Enquêtes sur le monde de la construction: indépendante, la SQ?

Par André Malouf le 3 décembre 2009

Le ministre de la Sécurité publique a chargé la Sûreté du Québec  d’enquêter sur les faits et allégations entourant l’immixtion du crime organisé dans le monde de la construction et les affaires municipales où la corruption régnerait. Cela suffira-t-il à redonner confiance ?

 Une organisation policière comme la SQ est une immense machine à renseignements où les haut placés apprennent tout d’en bas sans avoir toujours pleine latitude pour décider qu’en faire. En cas de dilemme, ils se croient obligés de consulter les autorités politiques, ce qui n’est pas toujours conciliable avec la prétendue indépendance du pouvoir judiciaire. Mais allez faire autrement quand telles ont toujours été les règles.

iv472_20040064_badge_surete_resize.jpgQuand certaines affaires non  médiatisées risquent de créer  des remous politiques, les gens au pouvoir préfèrent voir venir les coups plutôt que de les subir sans avertissement, surtout quand elles risquent d’entacher non seulement leur réputation, mais celle de l’organisme gouvernemental ou du parti au sein duquel ils ont des responsabilités ou des accointances. Aussi s’attendent-ils à ce que la police, leur police, les avise quand une affaire mal embouchée se dessine. L’état-major qui l’oublierait serait jugé déloyal et ne ferait pas de vieux os. Une prudente discrétion est alors de mise, car on ne sait jamais quand l’opposition ou la  presse pourraient en avoir vent et frapper dans le tas.

Pour cette raison, certaines enquêtes policières délicates sont soumises au politique, ce qui place parfois celui-ci dans la fâcheuse position d’être juge et partie. Le ou les ministres consultés se voient dans l’obligation de trancher sur certains sujets ou de suggérer des voies à suivre, selon des intérêts pas toujours limpides. Quand, pour des raisons « supérieures », une enquête ou son résultat doivent être ajournés ou abandonnés, on peut toujours trouver un haut gradé, un haut fonctionnaire, un conseiller juridique ou quelque substitut du Procureur général pour statuer que l’affaire est sans fondement ou que les preuves sont trop minces pour poursuivre. Les représentants de l’État qui s’en trouvent fort aise ne sont pas des ingrats et savent s’en souvenir quand vient le temps des nominations par arrêtés en Conseil. Mis à part les bénéficiaires de ces manœuvres, nombreux sont les policiers ou les avocats qui pourraient en témoigner si seulement ils avaient des couilles ou si la vérité les torturait.
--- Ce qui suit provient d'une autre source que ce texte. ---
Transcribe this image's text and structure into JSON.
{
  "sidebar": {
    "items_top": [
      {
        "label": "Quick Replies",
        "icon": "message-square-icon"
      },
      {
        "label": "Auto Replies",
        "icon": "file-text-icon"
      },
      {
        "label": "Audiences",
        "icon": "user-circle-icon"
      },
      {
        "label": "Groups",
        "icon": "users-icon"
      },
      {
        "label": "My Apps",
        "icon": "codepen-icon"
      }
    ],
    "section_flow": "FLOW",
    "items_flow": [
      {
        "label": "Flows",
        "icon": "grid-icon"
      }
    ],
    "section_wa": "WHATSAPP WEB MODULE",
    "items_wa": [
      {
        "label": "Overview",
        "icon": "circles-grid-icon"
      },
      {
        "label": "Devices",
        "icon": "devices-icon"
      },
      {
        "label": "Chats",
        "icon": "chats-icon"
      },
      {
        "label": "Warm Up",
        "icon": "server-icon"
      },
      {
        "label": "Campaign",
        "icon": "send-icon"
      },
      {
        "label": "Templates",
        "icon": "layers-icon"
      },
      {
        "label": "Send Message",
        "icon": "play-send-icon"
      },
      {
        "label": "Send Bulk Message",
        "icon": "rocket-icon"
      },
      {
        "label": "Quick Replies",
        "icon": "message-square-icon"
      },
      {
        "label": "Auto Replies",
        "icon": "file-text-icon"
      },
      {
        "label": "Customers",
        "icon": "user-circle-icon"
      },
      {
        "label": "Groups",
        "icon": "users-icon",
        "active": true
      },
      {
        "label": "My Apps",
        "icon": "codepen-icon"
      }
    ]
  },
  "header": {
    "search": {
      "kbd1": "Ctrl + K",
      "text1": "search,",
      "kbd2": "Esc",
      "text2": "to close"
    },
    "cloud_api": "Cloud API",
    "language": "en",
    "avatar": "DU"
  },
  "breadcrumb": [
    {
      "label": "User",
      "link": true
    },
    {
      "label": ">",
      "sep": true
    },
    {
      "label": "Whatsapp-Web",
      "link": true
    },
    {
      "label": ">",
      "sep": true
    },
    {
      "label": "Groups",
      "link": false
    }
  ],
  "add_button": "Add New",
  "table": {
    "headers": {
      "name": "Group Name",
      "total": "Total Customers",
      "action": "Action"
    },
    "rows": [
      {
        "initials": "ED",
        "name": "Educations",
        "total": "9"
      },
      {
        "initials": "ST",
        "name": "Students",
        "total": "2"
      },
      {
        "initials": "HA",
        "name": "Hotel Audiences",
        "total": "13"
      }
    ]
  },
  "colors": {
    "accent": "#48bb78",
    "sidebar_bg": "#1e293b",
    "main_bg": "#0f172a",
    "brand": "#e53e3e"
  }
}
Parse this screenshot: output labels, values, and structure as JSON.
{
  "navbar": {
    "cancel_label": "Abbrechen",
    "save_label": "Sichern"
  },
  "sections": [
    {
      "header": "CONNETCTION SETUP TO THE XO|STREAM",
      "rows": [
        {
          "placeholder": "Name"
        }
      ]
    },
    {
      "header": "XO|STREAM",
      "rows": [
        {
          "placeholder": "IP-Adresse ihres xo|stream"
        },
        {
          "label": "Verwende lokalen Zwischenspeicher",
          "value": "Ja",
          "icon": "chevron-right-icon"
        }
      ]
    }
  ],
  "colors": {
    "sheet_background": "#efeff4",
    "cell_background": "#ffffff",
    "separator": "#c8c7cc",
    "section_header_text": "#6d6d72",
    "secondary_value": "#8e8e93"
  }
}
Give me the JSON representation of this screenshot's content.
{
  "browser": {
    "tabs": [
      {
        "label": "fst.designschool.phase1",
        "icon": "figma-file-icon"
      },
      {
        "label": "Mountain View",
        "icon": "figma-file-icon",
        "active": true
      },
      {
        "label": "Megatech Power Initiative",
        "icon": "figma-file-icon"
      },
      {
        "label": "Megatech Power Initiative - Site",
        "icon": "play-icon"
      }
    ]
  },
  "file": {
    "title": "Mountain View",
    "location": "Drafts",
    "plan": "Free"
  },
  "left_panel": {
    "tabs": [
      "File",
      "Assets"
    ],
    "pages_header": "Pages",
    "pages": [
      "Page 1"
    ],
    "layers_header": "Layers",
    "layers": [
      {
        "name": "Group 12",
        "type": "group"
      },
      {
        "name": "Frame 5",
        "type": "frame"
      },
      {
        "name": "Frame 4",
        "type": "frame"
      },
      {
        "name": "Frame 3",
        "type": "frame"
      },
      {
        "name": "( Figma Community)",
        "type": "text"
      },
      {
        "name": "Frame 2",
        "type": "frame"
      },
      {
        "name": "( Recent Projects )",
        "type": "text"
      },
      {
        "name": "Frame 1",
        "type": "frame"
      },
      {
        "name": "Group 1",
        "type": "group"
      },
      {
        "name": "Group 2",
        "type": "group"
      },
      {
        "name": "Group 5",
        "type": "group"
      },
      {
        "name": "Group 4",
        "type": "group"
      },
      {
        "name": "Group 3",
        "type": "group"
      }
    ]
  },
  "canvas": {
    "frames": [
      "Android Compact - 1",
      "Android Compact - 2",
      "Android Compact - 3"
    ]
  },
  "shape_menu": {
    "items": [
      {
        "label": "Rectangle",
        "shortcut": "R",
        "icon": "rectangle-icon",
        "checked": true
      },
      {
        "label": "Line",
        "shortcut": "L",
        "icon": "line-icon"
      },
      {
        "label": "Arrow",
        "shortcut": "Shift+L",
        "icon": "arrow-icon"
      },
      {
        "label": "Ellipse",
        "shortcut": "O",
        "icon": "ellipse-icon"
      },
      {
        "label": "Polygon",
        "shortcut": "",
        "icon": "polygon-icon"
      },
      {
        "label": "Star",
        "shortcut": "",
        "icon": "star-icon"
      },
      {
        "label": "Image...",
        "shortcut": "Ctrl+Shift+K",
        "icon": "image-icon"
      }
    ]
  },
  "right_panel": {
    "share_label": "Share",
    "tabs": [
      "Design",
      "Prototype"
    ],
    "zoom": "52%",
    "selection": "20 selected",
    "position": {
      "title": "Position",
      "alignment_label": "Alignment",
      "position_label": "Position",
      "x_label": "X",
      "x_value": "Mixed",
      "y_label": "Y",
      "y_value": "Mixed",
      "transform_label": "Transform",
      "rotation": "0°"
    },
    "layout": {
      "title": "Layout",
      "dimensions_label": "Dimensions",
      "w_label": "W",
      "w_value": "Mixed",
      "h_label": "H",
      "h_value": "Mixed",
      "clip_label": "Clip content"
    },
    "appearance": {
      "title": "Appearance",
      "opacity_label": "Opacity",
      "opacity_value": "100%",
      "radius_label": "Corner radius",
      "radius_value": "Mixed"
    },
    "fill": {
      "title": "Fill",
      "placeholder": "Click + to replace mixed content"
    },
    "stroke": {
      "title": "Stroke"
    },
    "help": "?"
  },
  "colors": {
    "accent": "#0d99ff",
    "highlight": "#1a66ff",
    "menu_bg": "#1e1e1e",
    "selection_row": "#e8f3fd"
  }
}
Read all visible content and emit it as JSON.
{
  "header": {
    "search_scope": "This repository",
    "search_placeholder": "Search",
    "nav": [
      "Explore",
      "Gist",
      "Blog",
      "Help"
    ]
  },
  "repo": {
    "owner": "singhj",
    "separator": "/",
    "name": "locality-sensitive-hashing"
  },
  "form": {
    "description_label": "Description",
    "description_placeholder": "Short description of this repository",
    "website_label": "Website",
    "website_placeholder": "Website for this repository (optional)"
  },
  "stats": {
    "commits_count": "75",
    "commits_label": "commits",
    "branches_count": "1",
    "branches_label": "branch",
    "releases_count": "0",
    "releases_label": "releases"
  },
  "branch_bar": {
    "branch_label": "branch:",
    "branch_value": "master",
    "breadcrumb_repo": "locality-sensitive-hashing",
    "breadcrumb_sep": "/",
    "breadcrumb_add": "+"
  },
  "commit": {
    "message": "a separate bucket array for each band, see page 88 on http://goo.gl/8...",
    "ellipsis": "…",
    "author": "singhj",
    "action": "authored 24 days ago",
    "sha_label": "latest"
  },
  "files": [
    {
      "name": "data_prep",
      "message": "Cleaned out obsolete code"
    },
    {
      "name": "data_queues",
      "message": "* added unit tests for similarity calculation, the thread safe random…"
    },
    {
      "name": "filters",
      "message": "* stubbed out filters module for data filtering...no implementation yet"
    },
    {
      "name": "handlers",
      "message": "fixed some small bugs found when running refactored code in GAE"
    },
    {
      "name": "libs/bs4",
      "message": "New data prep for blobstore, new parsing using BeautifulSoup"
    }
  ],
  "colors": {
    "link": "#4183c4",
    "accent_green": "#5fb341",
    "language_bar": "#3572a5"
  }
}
Cependant, ici, tel n’est pas le cas, le scandale étant apparu du fait incontrôlable d’une presse indépendante qui a pris tout le monde au dépourvu. En semblable circonstance, les élus préfèrent ne pas se mouiller et annoncer une enquête conventionnelle, ce qui est l’option actuellement préconisée par le gouvernement.

Que la Sûreté du Québec ait le quasi-monopole de la conduite de l’enquête n’a rien pour étonner, quand on devine qu’en fin de parcours elle s’en remettra aux décisions du pouvoir ou de ses représentants, selon ce qu’elle découvrira. Serait-ce la raison pour laquelle le SPVM n’a pas été mis à contribution dans le cadre des vastes enquêtes annoncées, celui-ci échappant à l’autorité directe des ministères concernés?   

Toutes ces affaires de corruption et d’intimidation furent uniquement le fruit du travail médiatique. Rien n’a paru ressortir des œuvres de la Sûreté du Québec chez qui, pourtant, existe depuis la nuit des temps une escouade des Crimes économiques qui est censée s’occuper de semblables crimes.      

Le gouvernement n’a aucun intérêt  à tenir une enquête publique sur un sujet aléatoire qui risque peut-être de l’éclabousser. Sait-on quelle tournure tout cela pourrait prendre? Politique municipale corrompue. Politique fédérale corrompue. Et la provinciale serait vierge?

Les médias feraient mieux de garder l’œil ouvert, sinon les enquêtes policières s’éterniseront jusqu’à ce que le poisson ait été noyé. Rappelons-nous Cinar et l’affaire Robinson où la GRC n’a pas rempli son rôle jusqu’au bout…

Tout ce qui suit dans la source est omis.